The personal chemistry between the two was even more important than any alchemy at the stovetop. Since Clarissa’s death a decade ago there have been reports that they were less close than they appeared on the screen. By 1999 when Jennifer died she reportedly could not stand her co-star, bitter over an unpaid debt (Clarissa had lifelong money problems). For her part Clarissa, a former alcoholic like her father, who gave herself quinine poisoning from the vast amounts of tonic consumed with her habit of two bottles of gin a day, resented Jennifer’s late-night boozing with the crew from which she was necessarily excluded. Both were proud, often combative characters and neither gladly suffered fools. Clarissa was nicknamed Krakatoa for her volcanic temper. Jennifer knew how to hold a grudge. So the reported feuds are perhaps little surprise. But I choose not to dwell on them – their on-screen bonhomie was real enough for me.
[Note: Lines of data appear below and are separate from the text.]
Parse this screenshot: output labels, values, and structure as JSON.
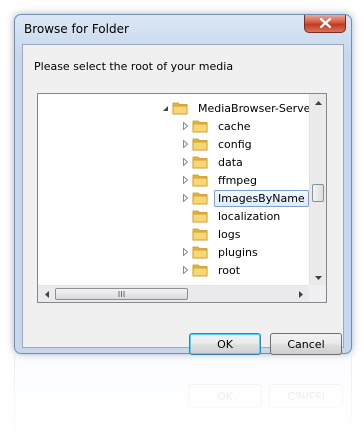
{
  "dialog": {
    "title": "Browse for Folder",
    "prompt": "Please select the root of your media"
  },
  "tree": {
    "root": {
      "label": "MediaBrowser-Server",
      "expanded": true
    },
    "children": [
      {
        "label": "cache",
        "has_children": true,
        "selected": false
      },
      {
        "label": "config",
        "has_children": true,
        "selected": false
      },
      {
        "label": "data",
        "has_children": true,
        "selected": false
      },
      {
        "label": "ffmpeg",
        "has_children": true,
        "selected": false
      },
      {
        "label": "ImagesByName",
        "has_children": true,
        "selected": true
      },
      {
        "label": "localization",
        "has_children": false,
        "selected": false
      },
      {
        "label": "logs",
        "has_children": false,
        "selected": false
      },
      {
        "label": "plugins",
        "has_children": true,
        "selected": false
      },
      {
        "label": "root",
        "has_children": true,
        "selected": false
      }
    ]
  },
  "buttons": {
    "ok": "OK",
    "cancel": "Cancel"
  },
  "colors": {
    "folder": "#f2c94c",
    "selection_border": "#7da2ce",
    "close_button": "#c9462c"
  },
  "icons": {
    "folder": "folder-icon",
    "expander": "chevron-right-icon",
    "expanded": "triangle-down-icon",
    "close": "close-icon"
  }
}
And in truth I watch them as much for the glimpses of a past, foreign country as for their cooking or camaraderie. They did things differently there. Revisiting those episodes I feel not only a sense of joy, even tranquillity, but also an unmistakable sense of loss for the country left behind. I have felt similar watching Rick Stein’s old programmes, which show him driving around the country in search of his food heroes. But generally I can’t say I am moved in the same way by the crash-bang-wallop of most contemporary cookery shows – frenetic 30-second reels stitched together for 30 mins of programming. 25 years on, the Two Fat Ladies leaves a gaping hole – a mighty fat one, you could say.